- Founded: 1965
- Location: Stuttgart
- Principal conductor: Helmuth Rilling; Hans-Christoph Rademann (from 2013);
- Website: www.bachakademie.de/de/bach-collegium.html

= Bach-Collegium Stuttgart =

German instrumental ensemble

Bach-Collegium Stuttgart is an internationally known German instrumental ensemble, founded by Helmuth Rilling in 1965 to accompany the Gächinger Kantorei in choral music with orchestra. Its members are mostly orchestra musicians from Germany and Switzerland who get together for projects associated with the choir and also instrumental programs of their own.

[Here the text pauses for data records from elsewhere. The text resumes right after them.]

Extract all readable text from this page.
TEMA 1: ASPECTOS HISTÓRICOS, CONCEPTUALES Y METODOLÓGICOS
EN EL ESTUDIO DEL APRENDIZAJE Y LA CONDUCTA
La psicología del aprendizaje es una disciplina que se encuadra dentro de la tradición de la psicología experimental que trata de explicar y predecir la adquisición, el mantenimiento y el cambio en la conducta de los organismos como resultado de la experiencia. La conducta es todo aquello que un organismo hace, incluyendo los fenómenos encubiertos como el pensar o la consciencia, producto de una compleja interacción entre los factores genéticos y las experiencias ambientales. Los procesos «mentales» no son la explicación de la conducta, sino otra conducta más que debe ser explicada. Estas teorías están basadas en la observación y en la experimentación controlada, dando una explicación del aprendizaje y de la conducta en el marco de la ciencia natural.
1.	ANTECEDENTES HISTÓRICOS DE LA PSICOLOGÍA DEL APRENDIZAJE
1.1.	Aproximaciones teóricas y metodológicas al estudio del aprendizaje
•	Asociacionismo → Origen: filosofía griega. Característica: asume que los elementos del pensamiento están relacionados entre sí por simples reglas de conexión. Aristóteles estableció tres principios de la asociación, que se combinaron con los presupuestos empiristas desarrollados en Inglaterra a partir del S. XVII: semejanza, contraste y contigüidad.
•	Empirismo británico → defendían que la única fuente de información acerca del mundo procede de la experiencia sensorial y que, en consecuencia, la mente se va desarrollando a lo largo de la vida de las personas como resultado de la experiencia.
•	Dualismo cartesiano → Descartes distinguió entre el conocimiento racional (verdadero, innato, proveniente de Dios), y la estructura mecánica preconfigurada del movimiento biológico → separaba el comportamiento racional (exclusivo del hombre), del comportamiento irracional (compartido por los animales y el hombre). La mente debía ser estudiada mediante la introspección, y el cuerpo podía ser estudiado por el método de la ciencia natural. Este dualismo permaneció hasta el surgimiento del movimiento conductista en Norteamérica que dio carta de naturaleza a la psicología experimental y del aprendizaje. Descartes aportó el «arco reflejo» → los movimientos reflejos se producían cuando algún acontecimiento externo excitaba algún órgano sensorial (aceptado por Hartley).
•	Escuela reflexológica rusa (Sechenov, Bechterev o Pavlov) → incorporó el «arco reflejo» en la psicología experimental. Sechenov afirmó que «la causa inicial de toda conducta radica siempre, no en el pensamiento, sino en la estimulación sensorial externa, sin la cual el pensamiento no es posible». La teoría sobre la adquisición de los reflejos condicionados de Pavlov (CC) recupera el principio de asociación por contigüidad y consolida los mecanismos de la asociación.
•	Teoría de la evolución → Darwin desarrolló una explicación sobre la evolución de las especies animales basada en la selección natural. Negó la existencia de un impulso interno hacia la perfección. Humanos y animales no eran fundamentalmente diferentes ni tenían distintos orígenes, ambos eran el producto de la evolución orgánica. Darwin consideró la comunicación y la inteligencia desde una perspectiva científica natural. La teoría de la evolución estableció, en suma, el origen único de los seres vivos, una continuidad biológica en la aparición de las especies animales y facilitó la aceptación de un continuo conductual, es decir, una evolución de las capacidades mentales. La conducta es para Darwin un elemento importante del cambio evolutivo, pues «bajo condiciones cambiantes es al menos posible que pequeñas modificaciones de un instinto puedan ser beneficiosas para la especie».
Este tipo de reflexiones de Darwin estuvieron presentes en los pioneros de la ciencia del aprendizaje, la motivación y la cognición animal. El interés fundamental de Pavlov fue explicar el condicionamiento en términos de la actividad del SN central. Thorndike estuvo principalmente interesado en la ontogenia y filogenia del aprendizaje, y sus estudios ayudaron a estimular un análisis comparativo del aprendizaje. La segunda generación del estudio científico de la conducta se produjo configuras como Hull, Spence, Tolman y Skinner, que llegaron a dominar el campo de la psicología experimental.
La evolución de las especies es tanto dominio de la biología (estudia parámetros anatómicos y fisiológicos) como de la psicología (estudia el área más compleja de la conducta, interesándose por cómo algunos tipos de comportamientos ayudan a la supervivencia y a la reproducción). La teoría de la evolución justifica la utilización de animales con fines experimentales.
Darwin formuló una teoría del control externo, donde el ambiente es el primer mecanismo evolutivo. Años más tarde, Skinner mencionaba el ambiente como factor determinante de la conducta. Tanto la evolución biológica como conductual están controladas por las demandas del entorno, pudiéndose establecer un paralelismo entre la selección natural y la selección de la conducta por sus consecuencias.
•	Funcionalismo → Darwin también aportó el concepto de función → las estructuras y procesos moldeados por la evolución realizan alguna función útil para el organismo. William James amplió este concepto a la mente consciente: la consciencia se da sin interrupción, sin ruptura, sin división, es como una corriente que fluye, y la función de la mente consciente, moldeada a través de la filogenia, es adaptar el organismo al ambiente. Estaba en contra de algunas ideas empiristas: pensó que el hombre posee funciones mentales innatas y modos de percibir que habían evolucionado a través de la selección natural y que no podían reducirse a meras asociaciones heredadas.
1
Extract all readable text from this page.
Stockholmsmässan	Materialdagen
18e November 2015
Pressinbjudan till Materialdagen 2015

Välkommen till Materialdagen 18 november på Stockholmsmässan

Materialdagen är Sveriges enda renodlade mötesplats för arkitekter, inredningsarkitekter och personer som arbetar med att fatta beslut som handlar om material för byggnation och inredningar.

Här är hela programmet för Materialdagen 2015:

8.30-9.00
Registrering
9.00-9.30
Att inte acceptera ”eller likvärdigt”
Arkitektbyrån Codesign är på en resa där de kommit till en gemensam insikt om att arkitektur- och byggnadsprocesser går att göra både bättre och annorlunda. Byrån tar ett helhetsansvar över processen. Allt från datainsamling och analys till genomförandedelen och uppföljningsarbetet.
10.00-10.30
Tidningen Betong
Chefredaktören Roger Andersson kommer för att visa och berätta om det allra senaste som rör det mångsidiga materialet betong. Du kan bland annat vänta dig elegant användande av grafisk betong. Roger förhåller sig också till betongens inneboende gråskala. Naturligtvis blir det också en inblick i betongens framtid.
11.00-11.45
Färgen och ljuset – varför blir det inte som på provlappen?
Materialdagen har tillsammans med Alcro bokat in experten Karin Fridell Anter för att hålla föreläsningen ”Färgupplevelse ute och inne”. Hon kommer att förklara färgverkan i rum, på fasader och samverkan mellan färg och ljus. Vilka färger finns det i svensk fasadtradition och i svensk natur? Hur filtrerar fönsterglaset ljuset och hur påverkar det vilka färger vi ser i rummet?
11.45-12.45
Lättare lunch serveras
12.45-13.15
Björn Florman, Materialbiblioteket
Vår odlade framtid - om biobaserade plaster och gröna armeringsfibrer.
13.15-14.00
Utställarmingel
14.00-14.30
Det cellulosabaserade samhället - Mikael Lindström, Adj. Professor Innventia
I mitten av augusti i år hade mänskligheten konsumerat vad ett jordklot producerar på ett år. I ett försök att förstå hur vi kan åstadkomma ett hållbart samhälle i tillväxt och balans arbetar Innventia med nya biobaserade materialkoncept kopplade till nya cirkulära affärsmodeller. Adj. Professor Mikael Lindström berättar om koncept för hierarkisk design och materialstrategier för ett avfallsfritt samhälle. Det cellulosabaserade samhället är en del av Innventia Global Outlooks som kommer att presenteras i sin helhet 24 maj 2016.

The ensemble has performed at festivals such as the "Musikfest Stuttgart" of the Internationale Bachakademie Stuttgart, Salzburg Festival, Lucerne Festival, Prague Spring or Rheingau Musik Festival.

Gächinger Kantorei and Bach-Collegium Stuttgart, conducted by Rilling, completed a first recording worldwide of Bach's cantatas and oratorios, a project of 15 years in collaboration with Hänssler Classic, in 1985 on the occasion of the composer's 300th birthday. The recording was awarded a Grand Prix du Disque.

The Bach-Collegium Stuttgart has been instrumental in premieres of works such as Wolfgang Rihm's Deus Passus (Passionsstücke nach Lukas) in 2000 and new versions of works such as Mozart's Great Mass completed by Robert D. Levin.